The third approach: If the thoughts keep coming back, you can simply ignore them and pay attention to your breath instead. Remind yourself that even though there is thinking going on in the mind, it doesn’t destroy the breath. You stay with the breath and let the thoughts take care of themselves. Ajaan Lee’s image is that the thoughts are like shadows. If you go running after a shadow with a bar of soap in your hand to try to clean it to make it white, you’ll never succeed. You just get drawn further and further away from your breath. So just let the shadows run around on their own. If you stay still, eventually the shadows will have to be still as well.
Another image you can think of is that your thoughts are like crazy people. You have work to do, and they want to come and talk to you. Even if you say just a word to them to drive them away, they’ve trapped you. So the only way you can deal with them is to pretend they’re not there. They’ll say things that are even crazier and crazier to get your attention, but the best way to deal with them is just not to respond at all. When you don’t feed them with your attention, eventually they starve and they’ll go away. That’s the third approach.
The fourth approach is to notice that when the mind is thinking, there’s going to be a pattern of tension somewhere in the body. If you can locate where that tension is and just breathe right through it and allow it to relax, the thought will have no place to stay. It’ll have to stop. This works especially well as you get more and more sensitive to the breathing energies in the body. Think of the image of a spider on the web. As soon as an insect touches the web, the spider moves from its spot, deals with the insect, and then returns back to its spot. In other words, as soon as you see a pattern of tension appearing in the body, you zap it with breath energy and then you return to your focal point. That’s the fourth approach.

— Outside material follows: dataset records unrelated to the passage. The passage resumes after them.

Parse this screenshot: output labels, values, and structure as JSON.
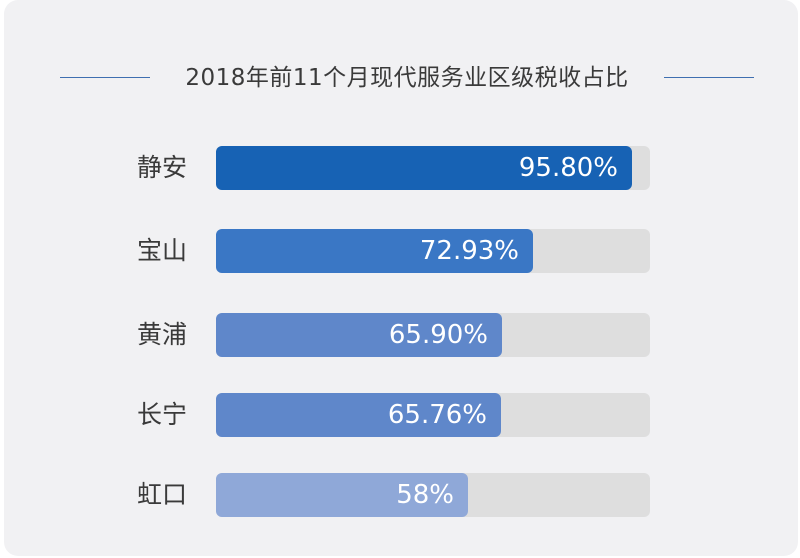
{
  "chart_data": {
    "type": "bar",
    "orientation": "horizontal",
    "title": "2018年前11个月现代服务业区级税收占比",
    "categories": [
      "静安",
      "宝山",
      "黄浦",
      "长宁",
      "虹口"
    ],
    "values": [
      95.8,
      72.93,
      65.9,
      65.76,
      58
    ],
    "value_labels": [
      "95.80%",
      "72.93%",
      "65.90%",
      "65.76%",
      "58%"
    ],
    "xlim": [
      0,
      100
    ],
    "unit": "%",
    "grid": false,
    "bar_colors": [
      "#1762b4",
      "#3a77c5",
      "#5f87ca",
      "#5f87ca",
      "#8fa8d8"
    ],
    "track_color": "#dedede",
    "title_rule_color": "#3f6fb0"
  }
}
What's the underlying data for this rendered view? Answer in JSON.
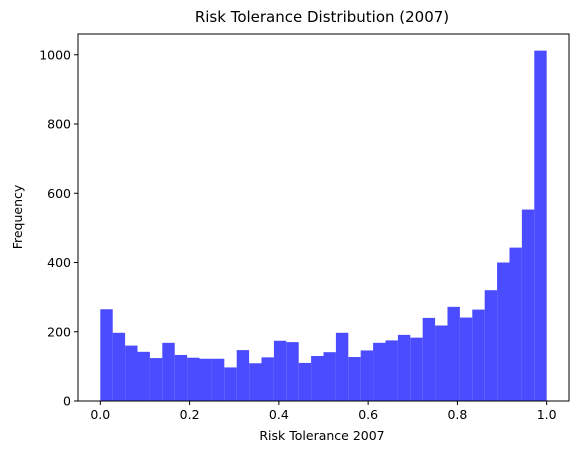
{
  "chart_data": {
    "type": "bar",
    "title": "Risk Tolerance Distribution (2007)",
    "xlabel": "Risk Tolerance 2007",
    "ylabel": "Frequency",
    "xlim": [
      -0.05,
      1.05
    ],
    "ylim": [
      0,
      1060
    ],
    "xticks": [
      0.0,
      0.2,
      0.4,
      0.6,
      0.8,
      1.0
    ],
    "xtick_labels": [
      "0.0",
      "0.2",
      "0.4",
      "0.6",
      "0.8",
      "1.0"
    ],
    "yticks": [
      0,
      200,
      400,
      600,
      800,
      1000
    ],
    "ytick_labels": [
      "0",
      "200",
      "400",
      "600",
      "800",
      "1000"
    ],
    "grid": false,
    "bar_color": "#4B4BFF",
    "bin_start": 0.0,
    "bin_end": 1.0,
    "values": [
      265,
      197,
      160,
      142,
      124,
      168,
      133,
      125,
      122,
      122,
      97,
      147,
      109,
      126,
      174,
      170,
      110,
      130,
      141,
      197,
      127,
      146,
      168,
      175,
      191,
      183,
      240,
      218,
      272,
      241,
      264,
      320,
      400,
      443,
      553,
      1012
    ]
  }
}
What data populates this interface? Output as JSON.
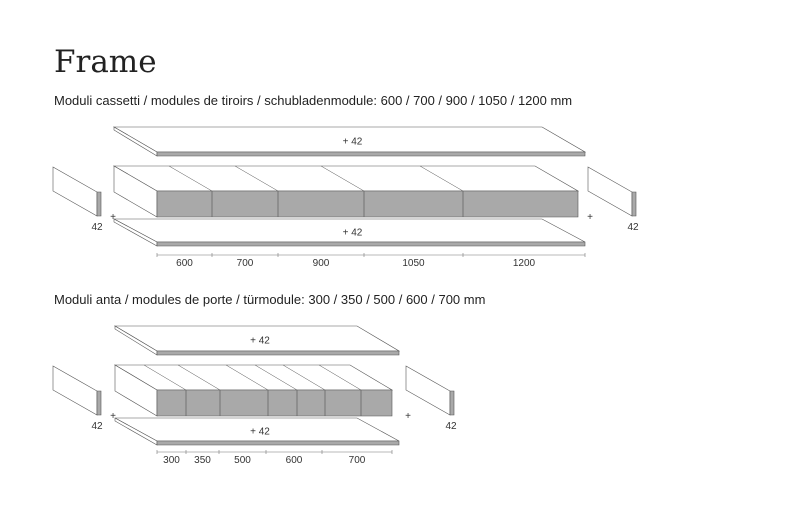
{
  "title": "Frame",
  "sections": [
    {
      "caption": "Moduli cassetti / modules de tiroirs / schubladenmodule: 600 / 700 / 900 / 1050 / 1200 mm",
      "shelf_label": "+ 42",
      "side_label": "42",
      "plus": "+",
      "modules": [
        "600",
        "700",
        "900",
        "1050",
        "1200"
      ]
    },
    {
      "caption": "Moduli anta / modules de porte / türmodule: 300 / 350 / 500 / 600 / 700 mm",
      "shelf_label": "+ 42",
      "side_label": "42",
      "plus": "+",
      "modules": [
        "300",
        "350",
        "500",
        "600",
        "700"
      ]
    }
  ],
  "colors": {
    "panel_front": "#a9a9a9",
    "line": "#555555"
  }
}
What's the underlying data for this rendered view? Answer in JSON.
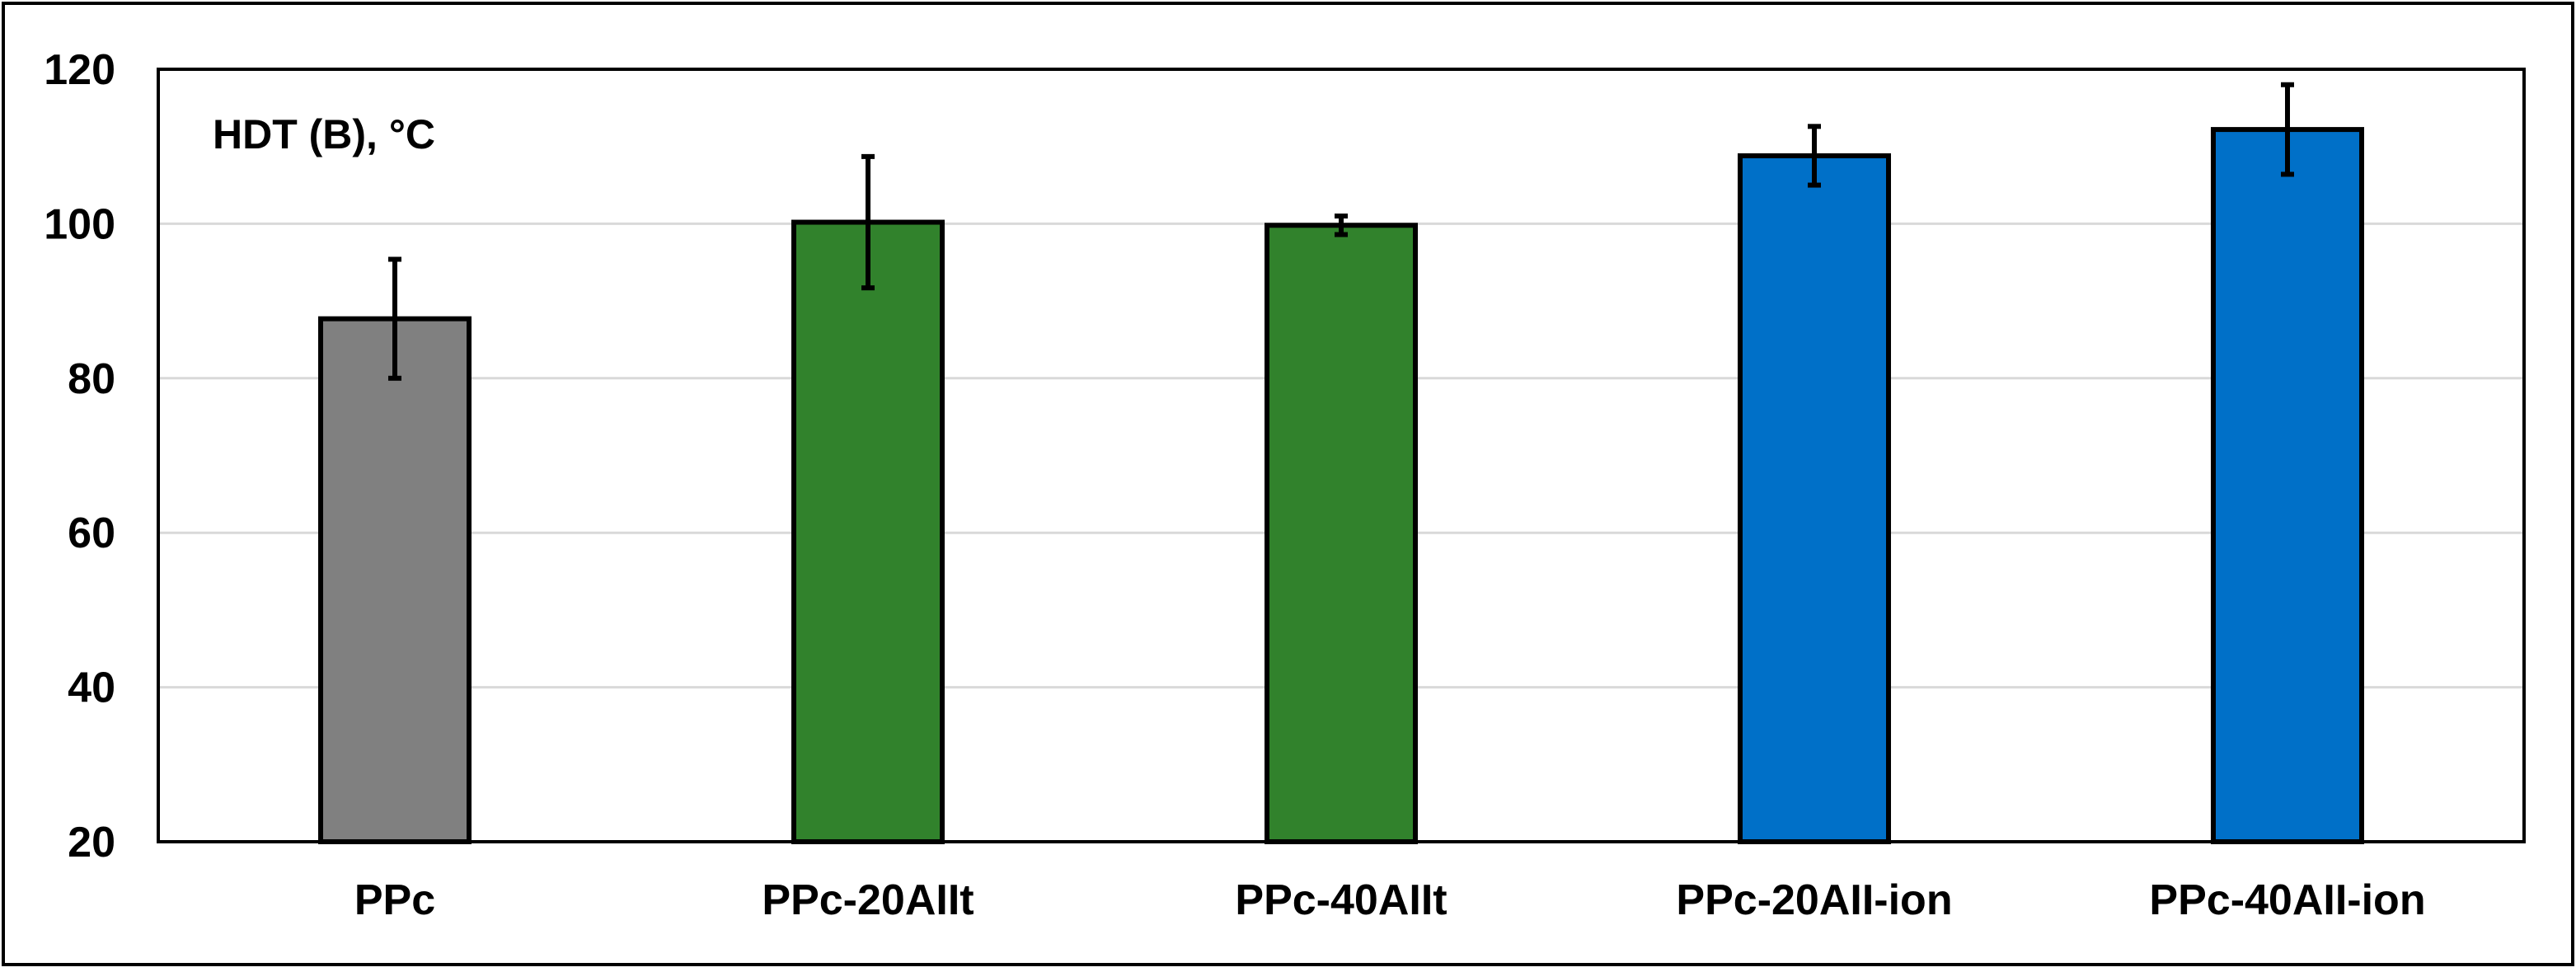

The fifth approach, if none of these other approaches work, is to press your tongue against your palate and tell yourself, “I will not think that thought.” If you have a meditation word such as buddho, which means, “awake,” you can just repeat that word quickly again and again and again—rapid fire, like a machine gun—in your mind, and that will block the thought. This last approach is the one that requires the least discernment and the most force, so it doesn’t work for a long time, but it is useful to have as a tool if nothing else works. It clears the mind, at least for a short period. If we think of these different approaches as if they were tools in a toolbox, the first tools are the more refined ones, like a surgeon’s tools or a watchmaker’s tools. The last tool is like a sledgehammer.
The Buddha’s image for this approach is of two strong men beating down a weaker man.
These are the five ways of dealing with distracting thoughts:
• You replace the distracting thoughts with a line of thinking that’s more skillful.
• You contemplate the drawbacks of the distracting thoughts.
• You consciously ignore the thoughts
• You relax whatever tension or energy keeps those thoughts in mind.
• You beat the thoughts out of your mind with the determination that you won’t think them.
In each case, you use the approach until it gets you back to the breath.
So when you see that you have a distraction, remember that you have a variety of tools of present-moment karma to free yourself from it. Try to understand what the distraction is and why the mind is attracted to it. Is it because there’s too little energy or too much energy? Or is it because there’s something in the thought itself that’s really attractive? Once you see what the problem is, gain a sense of which tool will work for that particular problem. This is one of the ways in which you can exercise the power of your karma to keep your meditation on track.